To: Kosovo Talk
From: Barbara Ehrenreich
Subject: roundtable entry from BE In answer to your first question, Mat:
Yes, I think there was a moral imperative for someone to intervene, somehow, to stop the Serb brutalities in Kosovo. Some of my friends point out that the U.S. and international bodies calmly sat out genocide in Rwanda and against the Kurds in Turkey, as if this were a reason for not doing anything this time around. I don't follow that logic. I'm sorry no one intervened in Rwanda and would like to see more international readiness to stop anti-civilian warfare wherever it crops up.
That said, is NATO the body to do it in this case? The worrisome thing about NATO is that it is now constituted to maximally irritate Russia, as with the NATO bombing campaign. Why risk deepening and widening tensions in this way? It seems to me that the more appropriate body to intervene in this and future cases would have been the U.N., but by completely bypassing the Security Council, NATO and the U.S. have contributed to further undermining the United Nations.
As for "use of force," this is not easy to separate from "tactics." Naturally, you are not going to send unarmed peacekeepers into a place like Kosovo. But there could have been, and probably still should be, a DEFENSIVE, on-the-ground, peacekeeping mission to protect Kosovar Albanians and their cities and villages and to establish a safe haven for refugees within Kosovo. But the air strikes have not done a thing to help the Kosovars:
1. In the first phase, the U.S./NATO completely neglected to bomb Yugoslav troops in Kosovo because this would have meant flying dangerously low. No help for Kosovars from that.
2. In bombing Serbia, the emphasis has been on striking anti-aircraft sites -- to make things safer for the bombers, not for the Kosovars.

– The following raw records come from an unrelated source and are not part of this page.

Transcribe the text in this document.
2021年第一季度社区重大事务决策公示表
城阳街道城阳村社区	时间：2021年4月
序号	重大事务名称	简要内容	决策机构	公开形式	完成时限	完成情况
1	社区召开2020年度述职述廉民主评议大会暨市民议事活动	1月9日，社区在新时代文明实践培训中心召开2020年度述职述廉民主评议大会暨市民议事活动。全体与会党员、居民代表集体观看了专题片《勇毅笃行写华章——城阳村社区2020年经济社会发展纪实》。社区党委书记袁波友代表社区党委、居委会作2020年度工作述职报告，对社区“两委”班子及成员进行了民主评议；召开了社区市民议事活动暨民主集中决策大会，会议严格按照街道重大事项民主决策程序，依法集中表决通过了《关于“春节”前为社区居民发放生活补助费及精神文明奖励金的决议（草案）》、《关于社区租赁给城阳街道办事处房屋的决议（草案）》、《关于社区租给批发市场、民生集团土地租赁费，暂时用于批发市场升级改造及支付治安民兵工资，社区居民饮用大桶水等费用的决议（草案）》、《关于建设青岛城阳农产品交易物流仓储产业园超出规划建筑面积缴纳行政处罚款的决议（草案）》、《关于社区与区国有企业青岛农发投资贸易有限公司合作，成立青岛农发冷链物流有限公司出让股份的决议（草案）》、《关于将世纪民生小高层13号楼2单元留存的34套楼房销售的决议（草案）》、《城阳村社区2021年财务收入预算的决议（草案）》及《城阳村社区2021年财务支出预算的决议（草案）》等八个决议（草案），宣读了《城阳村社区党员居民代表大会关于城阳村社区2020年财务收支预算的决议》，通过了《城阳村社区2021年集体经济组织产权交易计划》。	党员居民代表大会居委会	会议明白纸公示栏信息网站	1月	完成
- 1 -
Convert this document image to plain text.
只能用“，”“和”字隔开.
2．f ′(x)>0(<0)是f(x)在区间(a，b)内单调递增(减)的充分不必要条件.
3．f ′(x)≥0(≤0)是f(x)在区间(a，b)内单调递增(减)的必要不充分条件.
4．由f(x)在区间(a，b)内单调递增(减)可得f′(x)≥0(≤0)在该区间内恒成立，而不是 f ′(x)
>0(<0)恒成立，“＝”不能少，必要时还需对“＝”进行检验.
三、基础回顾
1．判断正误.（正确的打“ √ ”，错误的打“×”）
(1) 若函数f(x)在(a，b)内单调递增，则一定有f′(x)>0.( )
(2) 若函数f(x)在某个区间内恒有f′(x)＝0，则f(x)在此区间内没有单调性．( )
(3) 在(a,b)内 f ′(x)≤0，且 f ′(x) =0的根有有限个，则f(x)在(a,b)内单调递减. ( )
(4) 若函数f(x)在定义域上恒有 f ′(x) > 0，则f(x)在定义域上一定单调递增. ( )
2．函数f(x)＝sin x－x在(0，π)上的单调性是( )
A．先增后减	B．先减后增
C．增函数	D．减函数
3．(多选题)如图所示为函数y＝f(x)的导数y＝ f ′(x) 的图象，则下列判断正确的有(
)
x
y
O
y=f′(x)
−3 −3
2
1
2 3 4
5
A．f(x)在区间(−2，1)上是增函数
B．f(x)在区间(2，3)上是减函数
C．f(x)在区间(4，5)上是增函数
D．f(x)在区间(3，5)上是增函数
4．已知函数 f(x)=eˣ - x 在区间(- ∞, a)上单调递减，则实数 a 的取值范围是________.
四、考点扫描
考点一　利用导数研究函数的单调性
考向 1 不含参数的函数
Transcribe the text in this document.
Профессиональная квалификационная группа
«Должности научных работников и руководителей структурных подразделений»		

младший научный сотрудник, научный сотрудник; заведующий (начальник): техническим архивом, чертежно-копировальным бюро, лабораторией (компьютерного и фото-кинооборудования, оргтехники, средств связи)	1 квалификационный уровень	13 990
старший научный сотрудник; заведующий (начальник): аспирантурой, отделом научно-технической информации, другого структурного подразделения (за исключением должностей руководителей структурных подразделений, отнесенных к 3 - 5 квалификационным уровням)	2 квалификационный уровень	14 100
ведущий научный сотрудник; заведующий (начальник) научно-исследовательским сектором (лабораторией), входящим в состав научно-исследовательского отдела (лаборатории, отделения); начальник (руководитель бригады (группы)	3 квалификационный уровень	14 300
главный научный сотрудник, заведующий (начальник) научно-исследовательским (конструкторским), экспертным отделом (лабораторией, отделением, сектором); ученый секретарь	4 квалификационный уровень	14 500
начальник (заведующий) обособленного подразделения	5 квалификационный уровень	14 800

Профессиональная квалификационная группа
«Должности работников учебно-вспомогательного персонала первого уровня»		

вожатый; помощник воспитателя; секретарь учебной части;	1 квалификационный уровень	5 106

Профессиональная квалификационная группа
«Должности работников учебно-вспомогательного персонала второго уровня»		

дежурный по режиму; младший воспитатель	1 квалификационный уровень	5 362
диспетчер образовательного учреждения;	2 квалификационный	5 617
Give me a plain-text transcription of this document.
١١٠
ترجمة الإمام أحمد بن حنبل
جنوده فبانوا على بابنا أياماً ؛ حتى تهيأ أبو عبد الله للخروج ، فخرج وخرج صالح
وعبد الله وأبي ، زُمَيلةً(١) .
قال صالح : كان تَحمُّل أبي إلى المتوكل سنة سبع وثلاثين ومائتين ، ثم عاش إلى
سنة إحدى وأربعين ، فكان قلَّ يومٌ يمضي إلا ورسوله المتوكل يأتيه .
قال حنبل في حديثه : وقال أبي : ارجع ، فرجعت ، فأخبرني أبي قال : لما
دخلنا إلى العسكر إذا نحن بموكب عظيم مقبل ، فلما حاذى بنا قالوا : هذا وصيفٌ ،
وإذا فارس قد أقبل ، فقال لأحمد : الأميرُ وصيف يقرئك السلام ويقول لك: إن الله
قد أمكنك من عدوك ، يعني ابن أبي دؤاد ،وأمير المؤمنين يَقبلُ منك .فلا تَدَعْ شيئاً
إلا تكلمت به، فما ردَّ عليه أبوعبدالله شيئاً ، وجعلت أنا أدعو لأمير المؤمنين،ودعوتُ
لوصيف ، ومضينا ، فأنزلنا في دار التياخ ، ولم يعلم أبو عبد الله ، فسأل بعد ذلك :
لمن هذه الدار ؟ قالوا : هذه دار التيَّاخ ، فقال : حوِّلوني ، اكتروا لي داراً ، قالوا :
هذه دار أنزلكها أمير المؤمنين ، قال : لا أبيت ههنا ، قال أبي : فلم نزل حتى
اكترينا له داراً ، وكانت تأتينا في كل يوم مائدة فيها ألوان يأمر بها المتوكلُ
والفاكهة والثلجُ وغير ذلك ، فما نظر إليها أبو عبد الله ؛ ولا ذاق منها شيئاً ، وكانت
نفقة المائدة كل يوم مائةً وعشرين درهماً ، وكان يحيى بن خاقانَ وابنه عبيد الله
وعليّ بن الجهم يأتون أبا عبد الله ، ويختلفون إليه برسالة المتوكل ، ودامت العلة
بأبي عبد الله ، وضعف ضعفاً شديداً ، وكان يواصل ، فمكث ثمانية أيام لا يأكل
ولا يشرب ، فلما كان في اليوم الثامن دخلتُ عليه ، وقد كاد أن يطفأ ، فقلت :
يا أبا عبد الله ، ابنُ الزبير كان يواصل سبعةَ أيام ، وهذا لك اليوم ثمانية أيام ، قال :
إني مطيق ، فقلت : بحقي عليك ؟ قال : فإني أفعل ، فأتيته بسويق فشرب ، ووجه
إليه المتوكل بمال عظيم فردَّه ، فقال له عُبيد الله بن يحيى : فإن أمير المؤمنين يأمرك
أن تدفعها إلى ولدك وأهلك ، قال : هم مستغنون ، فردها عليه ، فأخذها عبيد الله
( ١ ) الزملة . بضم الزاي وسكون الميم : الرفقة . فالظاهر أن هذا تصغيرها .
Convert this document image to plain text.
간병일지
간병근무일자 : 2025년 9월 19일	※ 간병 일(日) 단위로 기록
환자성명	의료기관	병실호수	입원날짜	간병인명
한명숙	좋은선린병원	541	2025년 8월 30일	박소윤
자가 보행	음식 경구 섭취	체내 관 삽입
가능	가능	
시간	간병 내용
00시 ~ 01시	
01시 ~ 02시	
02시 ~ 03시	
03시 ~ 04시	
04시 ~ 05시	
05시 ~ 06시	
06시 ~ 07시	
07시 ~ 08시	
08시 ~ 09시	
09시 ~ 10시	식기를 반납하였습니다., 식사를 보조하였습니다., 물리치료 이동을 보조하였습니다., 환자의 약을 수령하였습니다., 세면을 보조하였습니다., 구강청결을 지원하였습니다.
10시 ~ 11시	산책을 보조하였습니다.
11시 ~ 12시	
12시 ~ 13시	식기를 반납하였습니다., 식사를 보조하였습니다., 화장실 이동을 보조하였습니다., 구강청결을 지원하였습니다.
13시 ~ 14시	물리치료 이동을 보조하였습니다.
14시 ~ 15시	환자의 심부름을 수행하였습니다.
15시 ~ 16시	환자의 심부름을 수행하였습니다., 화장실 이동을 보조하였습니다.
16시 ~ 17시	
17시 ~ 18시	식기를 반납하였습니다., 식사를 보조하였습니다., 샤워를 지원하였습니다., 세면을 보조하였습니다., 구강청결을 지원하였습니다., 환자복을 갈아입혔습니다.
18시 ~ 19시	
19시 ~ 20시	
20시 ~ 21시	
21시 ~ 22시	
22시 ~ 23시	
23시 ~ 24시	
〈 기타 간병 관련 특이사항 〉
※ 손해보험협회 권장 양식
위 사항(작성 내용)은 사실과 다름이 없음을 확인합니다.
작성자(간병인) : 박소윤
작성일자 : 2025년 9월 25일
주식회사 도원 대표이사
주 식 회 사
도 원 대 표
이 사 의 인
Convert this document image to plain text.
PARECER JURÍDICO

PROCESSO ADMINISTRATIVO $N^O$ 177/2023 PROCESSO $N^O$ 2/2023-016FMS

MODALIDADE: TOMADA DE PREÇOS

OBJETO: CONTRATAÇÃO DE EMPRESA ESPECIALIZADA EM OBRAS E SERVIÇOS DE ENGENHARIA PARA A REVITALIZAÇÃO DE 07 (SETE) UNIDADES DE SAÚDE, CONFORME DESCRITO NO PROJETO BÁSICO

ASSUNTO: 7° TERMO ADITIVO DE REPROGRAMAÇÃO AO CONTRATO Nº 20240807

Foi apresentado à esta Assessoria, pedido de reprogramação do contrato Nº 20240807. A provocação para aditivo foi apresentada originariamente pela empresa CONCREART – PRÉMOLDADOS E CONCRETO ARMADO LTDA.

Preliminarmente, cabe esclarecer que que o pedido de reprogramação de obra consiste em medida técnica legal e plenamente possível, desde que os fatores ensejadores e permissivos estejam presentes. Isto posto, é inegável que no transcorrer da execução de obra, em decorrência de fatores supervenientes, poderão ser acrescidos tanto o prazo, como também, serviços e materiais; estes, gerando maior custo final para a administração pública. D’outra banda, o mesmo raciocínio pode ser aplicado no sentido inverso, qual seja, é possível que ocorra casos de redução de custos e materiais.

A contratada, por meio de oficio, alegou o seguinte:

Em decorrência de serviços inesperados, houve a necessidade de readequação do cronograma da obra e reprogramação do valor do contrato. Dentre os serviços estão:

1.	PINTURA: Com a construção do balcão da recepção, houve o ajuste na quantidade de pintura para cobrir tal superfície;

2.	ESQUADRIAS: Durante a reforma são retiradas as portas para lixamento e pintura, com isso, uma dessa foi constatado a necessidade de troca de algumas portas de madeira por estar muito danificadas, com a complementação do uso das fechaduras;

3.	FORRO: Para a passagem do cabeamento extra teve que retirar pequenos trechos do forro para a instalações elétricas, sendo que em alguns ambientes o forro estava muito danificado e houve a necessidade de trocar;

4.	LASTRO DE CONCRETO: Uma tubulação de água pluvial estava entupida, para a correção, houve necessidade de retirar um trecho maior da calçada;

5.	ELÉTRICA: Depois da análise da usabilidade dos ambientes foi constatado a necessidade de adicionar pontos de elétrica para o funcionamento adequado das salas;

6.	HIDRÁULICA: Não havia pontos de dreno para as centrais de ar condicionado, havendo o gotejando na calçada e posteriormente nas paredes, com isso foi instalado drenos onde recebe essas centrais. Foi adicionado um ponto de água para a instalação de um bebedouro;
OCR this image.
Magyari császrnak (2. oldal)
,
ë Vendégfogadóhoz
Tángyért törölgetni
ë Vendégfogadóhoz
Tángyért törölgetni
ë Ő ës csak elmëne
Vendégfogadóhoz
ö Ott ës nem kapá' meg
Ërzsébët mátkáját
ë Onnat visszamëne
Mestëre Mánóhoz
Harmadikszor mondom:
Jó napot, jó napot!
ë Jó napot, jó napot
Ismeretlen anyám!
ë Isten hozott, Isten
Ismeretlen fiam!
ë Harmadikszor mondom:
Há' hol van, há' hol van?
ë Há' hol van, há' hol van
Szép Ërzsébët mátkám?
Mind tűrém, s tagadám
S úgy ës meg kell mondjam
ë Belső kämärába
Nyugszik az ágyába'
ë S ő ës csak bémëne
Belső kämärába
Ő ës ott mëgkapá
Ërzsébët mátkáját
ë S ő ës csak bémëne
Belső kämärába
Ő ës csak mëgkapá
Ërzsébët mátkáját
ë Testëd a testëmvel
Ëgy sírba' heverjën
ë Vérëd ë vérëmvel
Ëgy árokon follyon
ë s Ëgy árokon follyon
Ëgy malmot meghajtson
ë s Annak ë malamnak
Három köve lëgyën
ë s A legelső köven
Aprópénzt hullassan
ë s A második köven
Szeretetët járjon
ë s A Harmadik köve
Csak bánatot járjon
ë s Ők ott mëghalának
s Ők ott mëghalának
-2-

3. In the current phase, NATO is supposedly targeting command-and-control centers and supply routes within Serbia. But it is not clear to me that the Federal Republic of Yugoslavia troops in Kosovo would be stopped in their tracks by being cut off from Serbia. Looting can be an effective substitute for supply lines; and, to the extent that the ethnic-cleansers in Kosovo are paramilitary units, they may not be entirely dependent on orders from any central command post.
So what has been accomplished so far?
Toward stopping the expulsion of ethnic Albanians from Kosovar: exactly zero. Maybe less than zero -- if in fact the Serbs stepped up their ethnic-cleansing campaign in response to the onset of bombing.
Toward undermining Milosevic: definitely less than zero. The effect of the bombings so far has been to eliminate his considerable opposition within Serbia and produce an extraordinary burst of unity and solidarity within the Serb population. This could have been predicted.
In short, the effect of the NATO/US bombing campaign has been to do nothing for the suffering Kosovar Albanians and to consolidate Milosevic's power domestically. Clever, no?